Dr. Jacobs presented on the experiences of patients with sickle cell disease who were deciding on curative treatments. Sickle cell disease is a genetic red blood cell disorder that affects people of African descent disproportionately in the United States. People with the disease have a life expectancy more than two decades shorter than the general population, according to the National Institutes of Health. “There is little research on sickle cell disease compared to other rare diseases. This is due to disparities in research and philanthropic funding,” Dr. Jacobs said. “Research can help advance the health and well-being of those living with sickle cell disease. More research is needed to understand how nurses can provide high-quality, equitable, evidence-based care to people living with this illness.”

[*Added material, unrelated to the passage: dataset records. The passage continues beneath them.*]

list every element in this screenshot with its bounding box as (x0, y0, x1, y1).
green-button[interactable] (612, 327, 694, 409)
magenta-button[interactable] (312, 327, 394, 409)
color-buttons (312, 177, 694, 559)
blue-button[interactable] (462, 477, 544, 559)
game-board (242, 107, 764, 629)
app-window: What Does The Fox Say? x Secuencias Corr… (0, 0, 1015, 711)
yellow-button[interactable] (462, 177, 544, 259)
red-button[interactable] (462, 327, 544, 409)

Based on feedback Dr. Jacobs and Dr. McIntosh received at the conference, they will collaborate with their former ethics professor at Adelphi, Anne Peirce, PhD, on a research study on nurses’ experiences with care inequities.

Inspiring Others

Dr. Jacobs and Dr. McIntosh are acutely aware that their journey as Black nursing professionals can inspire others to follow in their path.

“There’s definitely a need for more diversity in nursing and nursing education,” Dr. Jacobs said.

Dr. McIntosh added, “I hope to inspire more Black nurses and nurses of other diverse identities to pursue a PhD in Nursing. Based on my experience, the culture of inclusion and belonging at Adelphi and its commitment to the development of nursing science and the science of nursing education set its PhD in Nursing program apart from others.”